Good morning, and happy Monday to you all! I think today, it’s time to look at some more old pickup trucks. Normally we’d have some results from Friday to look at, but since it was a weird week last week, there was no poll on Friday. So what the hell; let’s just dive right in. We’ve got the classic Ford vs Chevy battle again, both half-ton, both two-wheel-drive, both automatics, both beaten half to death. It should be a fairly even matchup. Here they are.
Engine/drivetrain: 300 cubic inch OHV inline 6, 3 speed automatic, RWD
Location: Portland, OR
Odometer reading: 101,000 miles
It’s almost impossible for me to write an introduction for a Ford F100 without using the phrase “good old.” Or “trusty.” Ford’s basic half-ton truck has been a reliable workhorse for so long that it has earned a permanent place in the collective psyche. There are other trucks, but if someone just says “good old trusty truck,” I’m willing to bet that the truck that appears in your mind’s eye is a Ford F100 or 150.

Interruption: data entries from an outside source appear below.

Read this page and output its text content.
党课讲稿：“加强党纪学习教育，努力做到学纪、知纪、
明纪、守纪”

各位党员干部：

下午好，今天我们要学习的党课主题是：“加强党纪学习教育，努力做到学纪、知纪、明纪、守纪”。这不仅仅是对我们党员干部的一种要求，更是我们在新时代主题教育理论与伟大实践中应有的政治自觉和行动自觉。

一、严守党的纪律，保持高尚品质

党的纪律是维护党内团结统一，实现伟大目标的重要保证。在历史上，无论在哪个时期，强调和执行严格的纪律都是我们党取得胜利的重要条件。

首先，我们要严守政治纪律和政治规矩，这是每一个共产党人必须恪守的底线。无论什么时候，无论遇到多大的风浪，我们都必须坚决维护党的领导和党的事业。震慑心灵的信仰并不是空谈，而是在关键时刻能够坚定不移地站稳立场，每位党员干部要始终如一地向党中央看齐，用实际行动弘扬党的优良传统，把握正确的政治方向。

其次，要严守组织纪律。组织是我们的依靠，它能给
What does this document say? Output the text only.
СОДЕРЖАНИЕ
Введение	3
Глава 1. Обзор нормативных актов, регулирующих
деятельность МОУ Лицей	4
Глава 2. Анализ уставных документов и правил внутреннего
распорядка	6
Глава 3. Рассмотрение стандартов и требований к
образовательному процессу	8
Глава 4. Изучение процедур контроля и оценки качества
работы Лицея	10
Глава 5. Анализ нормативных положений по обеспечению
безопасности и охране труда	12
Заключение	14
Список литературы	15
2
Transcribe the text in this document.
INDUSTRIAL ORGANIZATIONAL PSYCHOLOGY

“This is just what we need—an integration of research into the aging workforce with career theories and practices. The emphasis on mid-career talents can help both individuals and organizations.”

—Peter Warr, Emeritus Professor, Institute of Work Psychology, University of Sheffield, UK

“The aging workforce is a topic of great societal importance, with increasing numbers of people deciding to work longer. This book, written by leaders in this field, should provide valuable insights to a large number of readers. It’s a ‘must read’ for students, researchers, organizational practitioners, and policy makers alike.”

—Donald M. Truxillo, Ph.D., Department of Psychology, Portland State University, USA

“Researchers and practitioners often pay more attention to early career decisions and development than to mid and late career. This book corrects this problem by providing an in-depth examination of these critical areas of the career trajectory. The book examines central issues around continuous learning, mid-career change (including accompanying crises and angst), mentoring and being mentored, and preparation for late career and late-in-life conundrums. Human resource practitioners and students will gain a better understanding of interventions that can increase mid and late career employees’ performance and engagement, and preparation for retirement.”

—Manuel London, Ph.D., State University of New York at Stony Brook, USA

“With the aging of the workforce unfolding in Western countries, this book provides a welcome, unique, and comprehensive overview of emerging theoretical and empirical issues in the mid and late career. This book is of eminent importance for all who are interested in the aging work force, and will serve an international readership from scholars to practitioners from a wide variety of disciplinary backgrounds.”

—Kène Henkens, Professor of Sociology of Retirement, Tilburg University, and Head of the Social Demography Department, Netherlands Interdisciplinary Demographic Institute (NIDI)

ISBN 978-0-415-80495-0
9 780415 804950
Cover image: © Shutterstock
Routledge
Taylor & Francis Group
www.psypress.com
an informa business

A big part of the Ford truck reputation comes from this powerplant: the 300 cubic inch inline six. This cast-iron monster doesn’t like to rev, and doesn’t put out a lot of power, but it is relentless, and a torque monster. You won’t get there fast with one of these engines, but make no mistake: you will get there. Sending its power and torque to the rear axle is a basic three-speed automatic, which, if you have to have a slushbox, is a reliable and tough way to go.
This era of Ford truck is known as the “dentside,” owing to the prominent recessed groove running the length of the truck on both sides, filled in with a chrome and rubber trim strip on this fancy XLT Ranger model. The bed of this particular truck gives a whole new meaning to the “dentside” moniker, and its tailgate is also missing in action.
Despite these flaws, this looks like a decent old truck. The seller says it runs and drives fine, and has a new exhaust. And the interior looks like a reasonably nice place to spend time as well.
Engine/drivetrain: 350 cubic inch OHV V8, 3 speed automatic, RWD
Location: Martinez, CA
Odometer reading: 82,000 miles
Runs/drives? Sure does
And in this corner, we have Chevy’s answer to the F100: the C10. This is known as the “squarebody” Chevy, and it’s easy to see why, though I will tell you from experience trying to build models of these trucks that there are very few actual straight lines on the cab. This style of truck is nearly as iconic as the Ford, and has at least as many devotees.
This truck’s powertrain is every bit as durable and famous as the Ford’s – the long-running “small block” V8, here in its most common 350 cubic inch displacement. These marvels of mechanical engineering need no introduction to car folks, having powered everything from Camaros to dump trucks, not to mention countless street rods. The Turbo-Hydramatic automatic transmission is its natural counterpart; they go together like peanut butter and jelly.
This truck has seen better days, but the seller says it does run and drive. It’s not terribly rusty, but it is beat up, and I’m sure the seat is completely trashed under that Pep Boys seat cover. It’s all part of the charm of an old truck like this, though. And if the AM-only radio only picks up the country stations, well, that’s part of it too.
The rope hooks bolted to the sides of the bed are a handy touch, but I do wonder about the Chrysler-style turn signal repeaters tacked on to the front fenders. Somebody liked them so much on their Dodge Monaco that they decided to add them to the truck as well, I guess.
[Editor’s Note: Those aren’t turn signal repeaters, they’re tell-tales, which are even weirder, and, as a result, better. I wrote about those years ago, and you can read it here! – JT]
So that’s what we’ve got to work with on this Monday morning: two beat-up workhorses, ugly and tired, but still ready for more. Which one will it be?